The overarching goal of the Fallini Lab is to dissect the molecular and cellular changes that occur in postmitotic neurons during aging and in pathological conditions, such as Amyotrophic Lateral Sclerosis, Frontotemporal Dementia (ALS/FTD) and Alzheimer’s disease.
Our current research is focused on investigating the crosstalk between the actin cytoskeleton, a regulator of cell morphology and structural integrity, and the nuclear pore, the master regulator of protein and RNA shuttling in and out of the nucleus. To investigate these questions, we have established patient-derived induced pluripotent stem cell (iPSC) culture and differentiation into human cortical and motor neurons, an exceptionally valuable and physiologically relevant system to study human disease in a dish. We have several ongoing projects:
The role of the mechanosensitive pathway in the initiation and progression of ALS
Cells are tightly connected to their environment and very sensitive to changes in mechanical strain exerted on the cell from their surroundings. While these mechanisms are known to regulate cell differentiation and survival in dividing cells, little is known about their relevance to neuronal maintenance, particularly during aging.

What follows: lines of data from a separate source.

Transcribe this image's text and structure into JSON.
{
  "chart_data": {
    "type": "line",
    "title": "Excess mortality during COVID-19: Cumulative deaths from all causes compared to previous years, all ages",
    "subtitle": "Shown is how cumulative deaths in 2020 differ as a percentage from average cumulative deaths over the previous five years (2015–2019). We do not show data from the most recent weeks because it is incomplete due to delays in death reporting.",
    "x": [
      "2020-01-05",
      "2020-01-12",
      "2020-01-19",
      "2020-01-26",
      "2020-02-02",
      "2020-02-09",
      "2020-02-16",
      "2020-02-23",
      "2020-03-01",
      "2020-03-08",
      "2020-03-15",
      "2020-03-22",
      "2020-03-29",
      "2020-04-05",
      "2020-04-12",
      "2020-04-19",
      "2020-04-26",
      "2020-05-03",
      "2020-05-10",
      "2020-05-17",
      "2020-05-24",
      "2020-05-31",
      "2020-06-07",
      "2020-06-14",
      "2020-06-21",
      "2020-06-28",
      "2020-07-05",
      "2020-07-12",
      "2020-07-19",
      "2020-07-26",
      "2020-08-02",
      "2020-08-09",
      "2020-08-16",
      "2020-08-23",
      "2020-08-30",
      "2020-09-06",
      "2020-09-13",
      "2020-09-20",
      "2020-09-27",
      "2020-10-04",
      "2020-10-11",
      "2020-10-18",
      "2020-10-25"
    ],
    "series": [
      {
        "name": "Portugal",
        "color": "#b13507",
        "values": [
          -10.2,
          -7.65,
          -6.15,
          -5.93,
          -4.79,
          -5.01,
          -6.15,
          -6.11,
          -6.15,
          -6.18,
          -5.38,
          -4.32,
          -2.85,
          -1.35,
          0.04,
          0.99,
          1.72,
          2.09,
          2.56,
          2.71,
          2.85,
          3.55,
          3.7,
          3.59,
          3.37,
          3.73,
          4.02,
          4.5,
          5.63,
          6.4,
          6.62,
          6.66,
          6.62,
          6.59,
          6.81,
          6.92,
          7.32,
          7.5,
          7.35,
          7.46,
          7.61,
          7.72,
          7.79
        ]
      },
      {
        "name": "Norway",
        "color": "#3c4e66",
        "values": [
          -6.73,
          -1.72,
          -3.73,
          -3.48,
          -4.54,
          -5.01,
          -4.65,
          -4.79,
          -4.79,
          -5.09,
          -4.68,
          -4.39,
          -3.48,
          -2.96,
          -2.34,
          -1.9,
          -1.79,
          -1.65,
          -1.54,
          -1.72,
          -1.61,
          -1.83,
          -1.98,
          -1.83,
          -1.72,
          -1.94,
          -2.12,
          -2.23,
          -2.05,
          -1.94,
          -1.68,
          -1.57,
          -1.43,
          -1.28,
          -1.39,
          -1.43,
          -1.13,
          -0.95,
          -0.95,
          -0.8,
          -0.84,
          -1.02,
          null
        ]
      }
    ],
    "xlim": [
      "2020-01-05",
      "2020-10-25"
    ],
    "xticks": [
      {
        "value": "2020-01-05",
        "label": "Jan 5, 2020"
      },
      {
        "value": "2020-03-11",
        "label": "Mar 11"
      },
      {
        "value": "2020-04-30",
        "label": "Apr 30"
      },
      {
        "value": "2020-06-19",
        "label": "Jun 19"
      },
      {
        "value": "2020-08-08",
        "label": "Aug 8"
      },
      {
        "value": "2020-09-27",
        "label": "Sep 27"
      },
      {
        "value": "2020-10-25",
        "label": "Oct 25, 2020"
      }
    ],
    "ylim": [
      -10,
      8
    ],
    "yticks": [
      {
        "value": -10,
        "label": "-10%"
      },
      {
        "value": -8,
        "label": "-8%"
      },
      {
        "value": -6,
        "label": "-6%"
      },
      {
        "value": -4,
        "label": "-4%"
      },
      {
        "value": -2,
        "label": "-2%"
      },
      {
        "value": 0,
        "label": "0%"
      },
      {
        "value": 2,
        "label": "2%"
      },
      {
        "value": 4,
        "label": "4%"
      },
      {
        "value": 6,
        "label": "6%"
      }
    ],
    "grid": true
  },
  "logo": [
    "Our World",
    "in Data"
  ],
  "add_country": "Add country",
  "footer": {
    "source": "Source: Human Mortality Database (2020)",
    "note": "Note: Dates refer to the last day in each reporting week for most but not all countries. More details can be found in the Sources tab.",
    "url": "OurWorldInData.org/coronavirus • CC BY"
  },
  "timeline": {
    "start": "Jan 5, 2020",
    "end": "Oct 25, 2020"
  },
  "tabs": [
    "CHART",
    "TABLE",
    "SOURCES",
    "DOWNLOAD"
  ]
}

Analysis of transcriptional and proteomic changes in cortical and motor neurons carrying
The nuclear and cytoplasmic compartments are characterized by wildly different protein composition. The maintenance of this compartmentalization depends on the functional integrity of the nuclear pore, the largest protein assembly in the cell. Disruption of nuclear pores has been recently identified as a key driver of disease in multiple neurodegenerative diseases. Our research aims at defining the downstream consequences of nuclear pore disruption on the nucleocytoplasmic distribution of regulatory proteins and the ability of neurons to modulate their transcriptional response to positive and negative stimulations.
Ischemic stress impacts neuronal survival by altering nuclear pore function
Stroke is an established risk factor for Alzheimer’s disease, but the molecular mechanisms driving this link are unclear. Our research aims at defining the cellular consequences of acute ischemia that can set the stage for chronic neurodegeneration.